Over the past few years, more CEOs have left their gigs than in the recent past. Is it a sign of a calming economic storm, or something else entirely?
FORTUNE – For many CEOs, the economic roller coaster of the past few years has reached a lull. And instead of opting for another go on this particular amusement park ride, many have been eyeing the exits.
According to a recently published report by executive compensation firm Equilar, 361 CEOs at S&P 1500 companies left their offices between 2009 and 2011. Last year, 144 of these CEOs left their companies, according to Aaron Boyd, research director for Equilar, up from 129 and 110 in 2009 and 2010, respectively.
CEO departures — which include retirements, resignations, promotions, or taking on a new position – have stepped up as the economic climate, which had been battered in 2009 and 2010, began to steady last year in the U.S., according to Equilar’s study.
“It’s kind of like a tea kettle that boils,” says Peter Thies, a partner in KornFerry International, the executive search firm. “When times are tough, more introspection goes on and boards want to show good fiduciary oversight.”
As the economy smoothed out somewhat last year, company boards took a breather from worrying about corporate stability — and sometimes survival — and began looking ahead to position their company with a new vision, along with new leaders.
“When the recession first hit, it was hard for boards of directors to place blame for company shortcomings on an incumbent CEO because what they were experiencing was largely universal,” explains David Gaspin, manager of talent acquisition for TheLadders, an executive search site.
Later, many “companies weren’t seeing their own recoveries tracking with the market,” says Gaspin, and when that happens “it becomes much easier to lay blame (right or wrong) at the feet of a CEO.”
John Challenger, chief executive of the global outplacement firm Challenger, Gray & Christmas, says executive departures that his company tracks show “a spate of change as the economy heads in new directions, and companies seek new CEOs with different skills.”
He also points out that this year, so far, companies are putting the brakes on departures.
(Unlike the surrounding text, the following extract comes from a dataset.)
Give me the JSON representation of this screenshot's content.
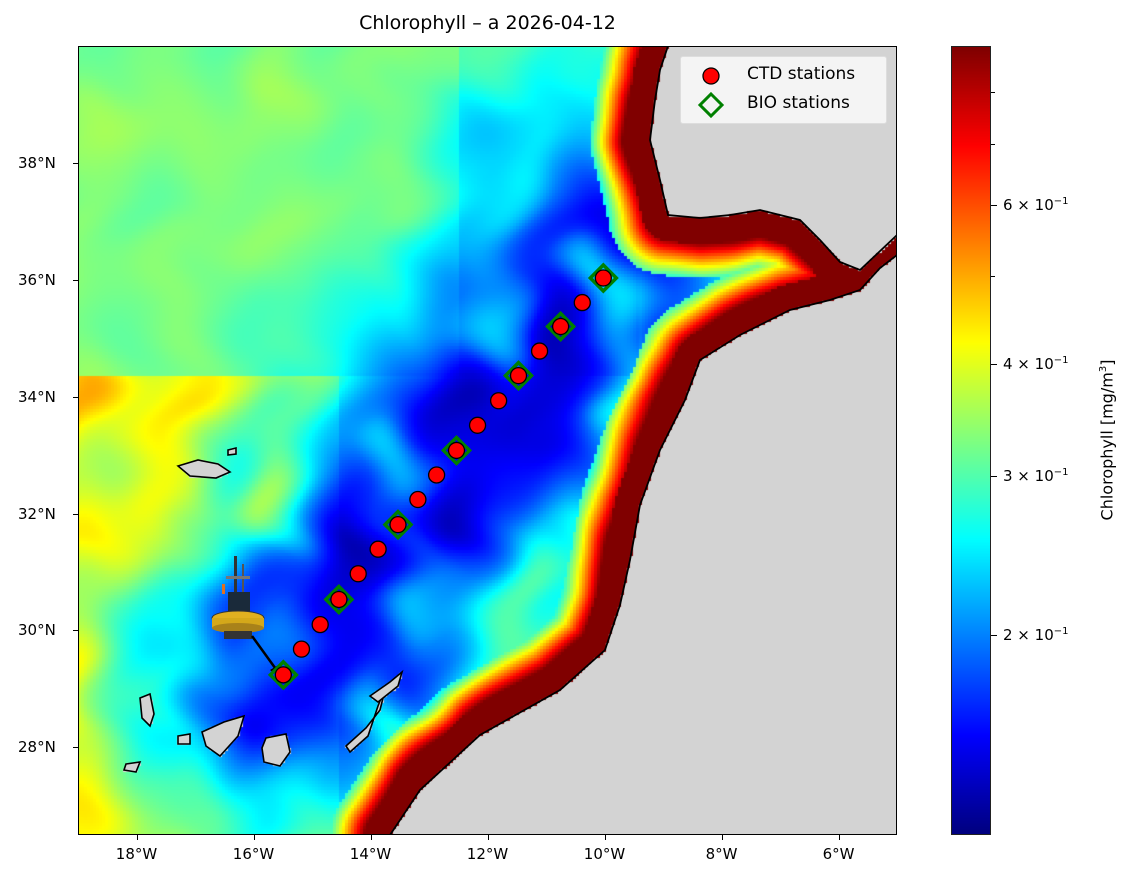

The number of exits, AT 891, has been fewer this year than the same nine-month period in 2011, according to Challenger statistics, a development that the company says appears to mirror the larger labor market.
“It’s a static market, where there are not a lot of hires and not a lot of layoffs,” Challenger says.
Currently, there is a “more stable business landscape in general — especially among higher profile companies whose CEOs are likely to make headlines,” Gaspin agrees. “When better conditions are visible to shareholders and boards,” he adds, “turnover among top executives drops sharply.”
The notable exception is the health care industry, which saw a 23% uptick in CEOs changing jobs during the first nine months of this year, according to figures supplied by Challenger. “The numbers have been exacerbated by the changing landscape for health care, and companies trying to see how it will shake out,” he says.
The health industry always has been a top area for CEO turnover, Challenger notes, simply because of the sheer number of hospitals and health providers.
The financial and information technology industries also had more recent leadership departures than other industries, but that is routine for such volatile sectors, says Challenger. The services sector, because of its vast size, experienced the most turnover, with 88 companies changing CEOs to date this year, according to Challenger firm figures.
So far this year, chief executive turnover has declined, with only 95 departures in September, the lowest number of exits since the last three months of 2011. September’s total was down by 8.7%, from 104 exits in August. And last month’s total departures, 108, was 12% lower than the same month in 2011.
Were boards of directors just bolder last year? Their goal is “to provide steady and familiar leadership in economic turbulence,” says Gary L. Neilson, a senior partner at management consulting firm Booz & Co. and co-author of a recent study on CEO succession. It’s when economic times improve that “companies look to change CEOs to provide new ideas and strategies,” he says.
“Boards are under a lot of pressure, but a lot of them are saying, ‘just hold on,’” says Neilson, referring to this year’s decline in departures, “because ups and downs are more expected now. And transition to a new leader can take a lot of time.”
This sort of caution has not exactly inspired boldness among board members when it comes to CEO gender diversity. Only 6.6% of incoming CEOs, for example, were women, between 2009 and 2011, according to Equilar. That’s an uptick from the 3.2% of women CEOs who departed during the same three-year period.
Still, women made some strides at the top. Some 23 companies in the Equilar study hired a female for their top post to replace a departing man, slightly boosting the 3.8% of women who are CEOs of Fortune 500 companies.